Generate and install the index template with:
filebeat export template > filebeat.template.json curl -XPUT -H 'Content-Type: application/json' http://localhost:9200/_template/filebeat-7.0.1 -d@filebeat.template.json
Test Elasticsearch Data Reception
Verify that Elasticsearch is receiving data by running:
curl -X GET localhost:9200/_cat/indices?v
You should see an output similar to:
health status index uuid pri rep docs.count docs.deleted store.size pri.store.size green open .kibana_task_manager_1 fpHT_GhXT3i_w_0Ob1bmrA 1 0 2 0 46.1kb 46.1kb yellow open ssh_auth-2019.11 mtyIxhUFTp65WqVoriFvGA 1 1 15154 0 5.7mb 5.7mb [...]
Add Index on Kibana
Log into your Kibana dashboard and navigate to Index Patterns. Follow these steps illustrated in the screenshots:
Click on Create index pattern.
Enter ssh_auth-* as the index pattern and proceed by clicking the Next button.
Select @timestamp and finalize by clicking Create index pattern.
Access the Discover tab to view your data:
Congratulations! You have successfully set up Filebeat to forward event data to Logstash. You can now utilize Kibana dashboards to visualize and analyze your data efficiently.
Frequently Asked Questions
1. Can I use a different version of Ubuntu?
Yes, while this guide is tailored for Ubuntu 18.04, the steps are generally applicable to other Ubuntu versions and Debian-based systems with minor adjustments. Always ensure you refer to the relevant documentation for any specific differences.
2. Why do we need to configure Filebeat to send data to Logstash instead of Elasticsearch?
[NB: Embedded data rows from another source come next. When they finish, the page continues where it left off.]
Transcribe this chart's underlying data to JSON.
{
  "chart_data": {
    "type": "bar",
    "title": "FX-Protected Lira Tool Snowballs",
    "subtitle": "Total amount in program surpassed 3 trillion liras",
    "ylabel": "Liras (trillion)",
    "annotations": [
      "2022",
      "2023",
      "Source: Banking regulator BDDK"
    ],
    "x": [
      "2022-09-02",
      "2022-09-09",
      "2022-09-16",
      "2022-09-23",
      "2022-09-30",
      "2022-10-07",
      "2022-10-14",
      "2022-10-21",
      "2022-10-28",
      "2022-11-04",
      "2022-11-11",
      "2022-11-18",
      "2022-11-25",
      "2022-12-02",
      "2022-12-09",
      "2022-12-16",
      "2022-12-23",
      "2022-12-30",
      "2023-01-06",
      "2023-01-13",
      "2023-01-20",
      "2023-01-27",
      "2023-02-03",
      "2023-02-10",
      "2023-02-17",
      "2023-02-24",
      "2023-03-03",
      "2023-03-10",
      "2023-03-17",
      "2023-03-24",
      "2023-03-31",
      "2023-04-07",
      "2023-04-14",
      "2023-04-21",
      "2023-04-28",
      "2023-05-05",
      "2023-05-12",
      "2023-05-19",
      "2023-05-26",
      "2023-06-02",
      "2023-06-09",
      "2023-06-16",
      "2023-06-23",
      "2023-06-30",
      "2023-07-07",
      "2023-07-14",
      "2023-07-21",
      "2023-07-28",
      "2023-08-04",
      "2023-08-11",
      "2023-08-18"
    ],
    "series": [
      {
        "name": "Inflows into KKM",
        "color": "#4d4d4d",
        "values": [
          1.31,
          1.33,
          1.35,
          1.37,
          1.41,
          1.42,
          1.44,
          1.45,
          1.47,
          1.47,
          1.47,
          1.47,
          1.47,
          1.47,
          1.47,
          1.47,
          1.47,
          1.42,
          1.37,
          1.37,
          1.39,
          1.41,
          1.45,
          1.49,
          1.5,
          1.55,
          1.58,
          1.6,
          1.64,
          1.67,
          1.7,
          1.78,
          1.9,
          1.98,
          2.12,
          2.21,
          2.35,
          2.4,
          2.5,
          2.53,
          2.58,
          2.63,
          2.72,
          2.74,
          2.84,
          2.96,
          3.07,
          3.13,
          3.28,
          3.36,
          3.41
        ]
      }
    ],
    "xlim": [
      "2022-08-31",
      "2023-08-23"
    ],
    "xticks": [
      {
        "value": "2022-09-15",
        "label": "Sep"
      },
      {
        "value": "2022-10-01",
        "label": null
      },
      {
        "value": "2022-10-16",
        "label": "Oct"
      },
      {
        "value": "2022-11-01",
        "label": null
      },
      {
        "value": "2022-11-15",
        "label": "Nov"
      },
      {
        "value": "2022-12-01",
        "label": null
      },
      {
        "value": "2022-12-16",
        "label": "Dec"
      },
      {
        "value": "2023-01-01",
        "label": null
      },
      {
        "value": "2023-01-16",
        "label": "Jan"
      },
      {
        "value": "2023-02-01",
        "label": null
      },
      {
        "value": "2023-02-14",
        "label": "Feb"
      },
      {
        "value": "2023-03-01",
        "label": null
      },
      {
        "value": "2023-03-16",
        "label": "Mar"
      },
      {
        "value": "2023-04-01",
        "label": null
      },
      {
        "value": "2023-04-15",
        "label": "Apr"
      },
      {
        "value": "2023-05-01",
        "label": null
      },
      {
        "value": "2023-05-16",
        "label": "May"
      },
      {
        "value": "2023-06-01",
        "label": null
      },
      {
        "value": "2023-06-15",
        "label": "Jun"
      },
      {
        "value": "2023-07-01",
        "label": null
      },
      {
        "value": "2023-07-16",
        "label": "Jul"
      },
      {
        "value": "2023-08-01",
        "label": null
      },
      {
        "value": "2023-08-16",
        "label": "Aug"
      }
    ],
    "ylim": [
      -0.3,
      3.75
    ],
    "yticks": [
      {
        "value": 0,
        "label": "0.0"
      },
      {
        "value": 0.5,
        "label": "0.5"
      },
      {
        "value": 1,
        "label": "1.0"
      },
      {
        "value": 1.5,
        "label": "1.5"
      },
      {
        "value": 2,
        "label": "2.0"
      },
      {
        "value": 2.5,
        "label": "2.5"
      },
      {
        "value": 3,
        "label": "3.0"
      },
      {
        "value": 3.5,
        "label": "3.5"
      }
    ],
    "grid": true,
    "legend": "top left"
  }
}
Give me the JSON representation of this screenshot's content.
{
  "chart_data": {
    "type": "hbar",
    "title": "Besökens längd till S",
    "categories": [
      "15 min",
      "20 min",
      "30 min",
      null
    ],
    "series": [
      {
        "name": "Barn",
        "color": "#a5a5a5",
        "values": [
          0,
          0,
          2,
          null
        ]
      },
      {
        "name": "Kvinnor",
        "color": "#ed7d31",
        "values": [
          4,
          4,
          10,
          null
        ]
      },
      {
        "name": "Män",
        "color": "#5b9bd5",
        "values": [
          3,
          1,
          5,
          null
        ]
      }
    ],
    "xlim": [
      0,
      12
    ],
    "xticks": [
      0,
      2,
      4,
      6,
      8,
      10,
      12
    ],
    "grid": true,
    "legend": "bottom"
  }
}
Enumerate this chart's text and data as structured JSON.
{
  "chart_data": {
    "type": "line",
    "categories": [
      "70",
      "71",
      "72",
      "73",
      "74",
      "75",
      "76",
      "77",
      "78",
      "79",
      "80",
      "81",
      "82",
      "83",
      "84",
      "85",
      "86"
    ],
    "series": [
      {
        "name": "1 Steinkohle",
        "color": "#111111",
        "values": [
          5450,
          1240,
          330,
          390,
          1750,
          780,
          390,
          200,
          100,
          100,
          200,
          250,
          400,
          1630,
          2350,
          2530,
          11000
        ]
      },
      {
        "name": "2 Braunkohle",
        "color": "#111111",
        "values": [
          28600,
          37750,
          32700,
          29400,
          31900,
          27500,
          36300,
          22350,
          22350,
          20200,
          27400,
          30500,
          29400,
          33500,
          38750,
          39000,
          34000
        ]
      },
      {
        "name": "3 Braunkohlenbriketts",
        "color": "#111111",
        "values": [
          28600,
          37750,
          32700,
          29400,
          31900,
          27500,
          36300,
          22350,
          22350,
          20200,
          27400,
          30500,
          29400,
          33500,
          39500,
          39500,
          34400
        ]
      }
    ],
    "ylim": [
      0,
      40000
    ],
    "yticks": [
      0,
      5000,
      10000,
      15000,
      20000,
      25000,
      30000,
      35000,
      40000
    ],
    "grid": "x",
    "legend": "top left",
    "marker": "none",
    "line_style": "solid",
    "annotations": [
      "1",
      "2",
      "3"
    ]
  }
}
Logstash offers additional processing capabilities, allowing you to transform, filter, and enrich data before indexing it in Elasticsearch. This is beneficial if your data processing needs are more complex.
3. How do I troubleshoot if Filebeat is not sending logs?
Firstly, ensure that the Filebeat service is running. Check the Filebeat logs located in /var/log/filebeat. Moreover, validate the connection details to Logstash and Elasticsearch are correctly specified in the configuration files.
4. Can I use Filebeat to monitor other log types?
Yes, Filebeat supports various modules for different log types. Refer to the Filebeat documentation and enable the relevant modules for your specific use case.
5. Can I automate these installation steps?
Absolutely. You can use shell scripts, Ansible, Puppet, or other configuration management tools to automate the setup and configuration of Filebeat.